Here’s the deal. I’ve been working recently on a story called The Lighthouse. Not a particularly exciting name, but it’s the best one I can come up with at the moment.
It’s basically complete at around 7500 words. It has a beginning, a middle and an ending. The problem I face (and continue to face) is twofold – I think it takes too long to get to the creepy stuff and is too long full stop AND, what happens towards the end bares little relationship to what happens at the beginning.
The too long stuff is something I’ll have to deal with as I go. I’ve already chopped out a page and a half of really nice, tense writing that added nothing but excess words to the story. The scene had no bearing on the story and was a hold over from the original outline that lingered like a bad smell until I highlighted it and hit delete.
The second problem is much more tricky. In essence, we have two government employees tasked with finding out what has gone on at a lighthouse which is no longer responding to attempts to contact it. A garbled message has been interpreted in a bad light, so the need to get there is urgent. However, the situation they find in the original draft wasn’t foreshadowed in the earlier parts. It was like turning a romance movie into a zombie holocaust blood bath without any warning at all. None.

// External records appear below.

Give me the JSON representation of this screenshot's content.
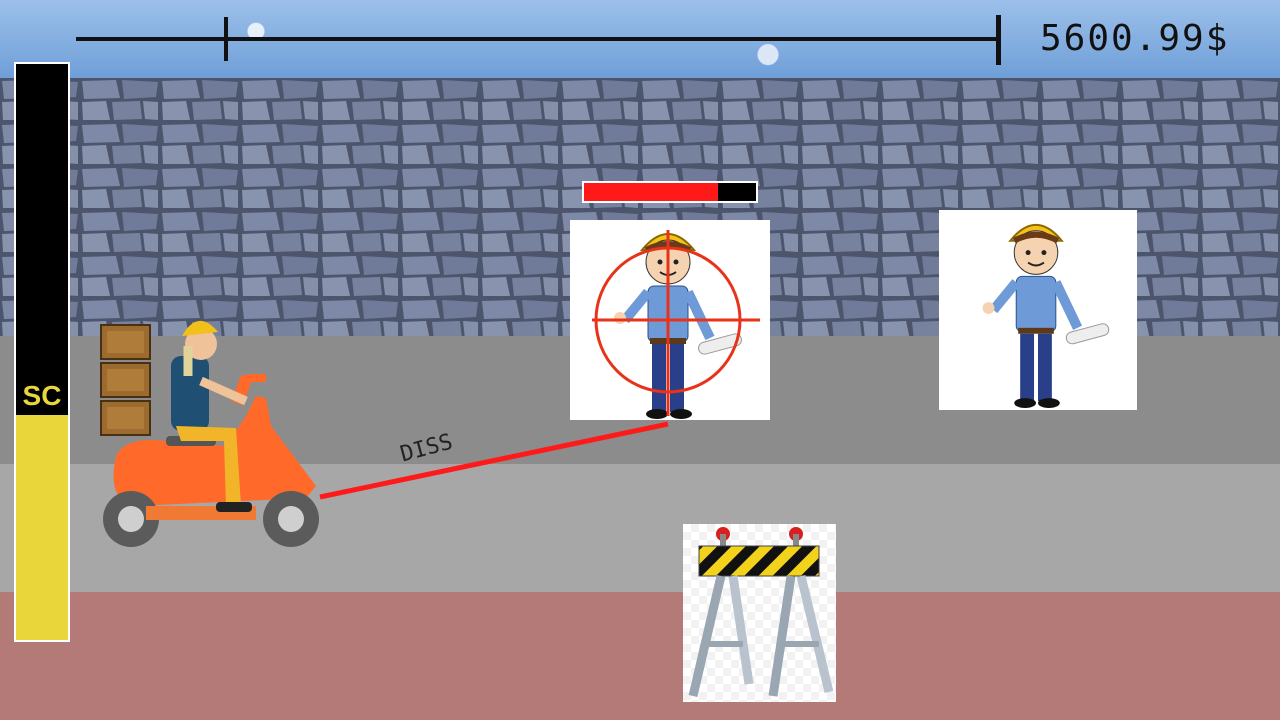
{
  "hud": {
    "money_text": "5600.99$",
    "route_progress": 0.16,
    "sc_label": "SC",
    "sc_fill_fraction": 0.39
  },
  "targets": [
    {
      "name": "worker-targeted",
      "health_fraction": 0.78,
      "targeted": true
    },
    {
      "name": "worker-idle",
      "targeted": false
    }
  ],
  "attack": {
    "label": "DISS"
  },
  "colors": {
    "sc_yellow": "#e8d63a",
    "laser_red": "#ff1a1a",
    "sky_blue": "#8fb6e6",
    "wall_gray": "#5f6b85",
    "road_gray": "#9a9a9a",
    "sidewalk_red": "#b37a78"
  }
}
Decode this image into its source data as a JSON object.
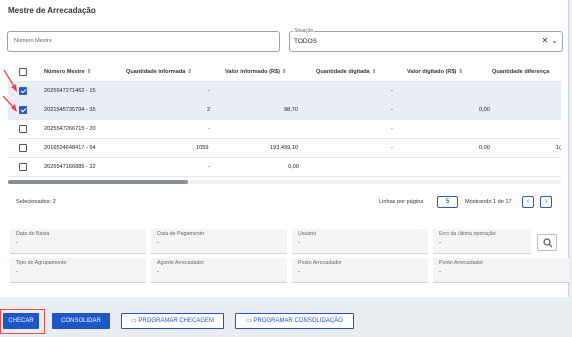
{
  "title": "Mestre de Arrecadação",
  "filters": {
    "numero_placeholder": "Número Mestre",
    "situacao_legend": "Situação",
    "situacao_value": "TODOS"
  },
  "table": {
    "headers": [
      "Número Mestre",
      "Quantidade informada",
      "Valor informado (R$)",
      "Quantidade digitada",
      "Valor digitado (R$)",
      "Quantidade diferença"
    ],
    "rows": [
      {
        "checked": true,
        "numero": "2025547271462 - 15",
        "qtd_inf": "-",
        "valor_inf": "",
        "qtd_dig": "-",
        "valor_dig": "",
        "qtd_dif": ""
      },
      {
        "checked": true,
        "numero": "2021545735704 - 35",
        "qtd_inf": "2",
        "valor_inf": "98,70",
        "qtd_dig": "-",
        "valor_dig": "0,00",
        "qtd_dif": ""
      },
      {
        "checked": false,
        "numero": "2025547266715 - 20",
        "qtd_inf": "-",
        "valor_inf": "",
        "qtd_dig": "-",
        "valor_dig": "",
        "qtd_dif": ""
      },
      {
        "checked": false,
        "numero": "2016534648417 - 94",
        "qtd_inf": "1059",
        "valor_inf": "193.499,10",
        "qtd_dig": "-",
        "valor_dig": "0,00",
        "qtd_dif": "1("
      },
      {
        "checked": false,
        "numero": "2025547166885 - 32",
        "qtd_inf": "-",
        "valor_inf": "0,00",
        "qtd_dig": "",
        "valor_dig": "",
        "qtd_dif": ""
      }
    ]
  },
  "footer": {
    "selecionados": "Selecionados: 2",
    "linhas_label": "Linhas por página",
    "linhas_value": "5",
    "mostrando": "Mostrando 1 de 17"
  },
  "info_fields": [
    {
      "label": "Data de Baixa",
      "value": "-"
    },
    {
      "label": "Data de Pagamento",
      "value": "-"
    },
    {
      "label": "Usuário",
      "value": "-"
    },
    {
      "label": "Erro da última operação",
      "value": "-"
    },
    {
      "label": "Tipo de Agrupamento",
      "value": "-"
    },
    {
      "label": "Agente Arrecadador",
      "value": "-"
    },
    {
      "label": "Posto Arrecadador",
      "value": "-"
    },
    {
      "label": "Ponto Arrecadador",
      "value": "-"
    }
  ],
  "buttons": {
    "checar": "CHECAR",
    "consolidar": "CONSOLIDAR",
    "programar_checagem": "PROGRAMAR CHECAGEM",
    "programar_consolidacao": "PROGRAMAR CONSOLIDAÇÃO"
  },
  "colors": {
    "primary": "#1e56c7",
    "checkbox_checked": "#2d5bb8",
    "annotation_red": "#e04b4b"
  }
}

After some thinking, I thought I’d introduce a new element which I hoped would fix my problem – give one of the characters a drinking problem which related to their time a decade before at the lighthouse, something so traumatic that it turned him to drink. That way, from the beginning of the story, when his younger partner discovers his alcoholism, he could drop cryptic clues about the previous incident, which could then find its full expression when they get to the lighthouse.
All well and good – but the actual implantation that’s turned into a nightmare. I’ve changed the original start twice and am wavering on the efficacy of the new beginning I’ve settled on. Changing the start means I now have to go right through the story (13 pages of Word at the standard font size) and change dialogue, insert more reference to ten years before and hope it all hangs together.
And then I’m going to have to confront the fact that the creepy stuff only really begins half way through. There’s probably too much set up (all nicely written, I assure you) that will need to be sliced and diced. I’m currently in a thicket of words that need a decent pruning and it’s driving me mental. Two hours at it this afternoon and I’m no closer to completion. Aargh.
I do like the story. Like me, it has run a little out of control in certain places, but with a bit of discipline, I reckon I can bang it into decent shape. I’m hoping to be able to submit it in the next week or so to a particular publisher.
Still, it will be a better story than The Interview which in hindsight (and will be the subject of another blog later, I hope) is a pile of steaming shit.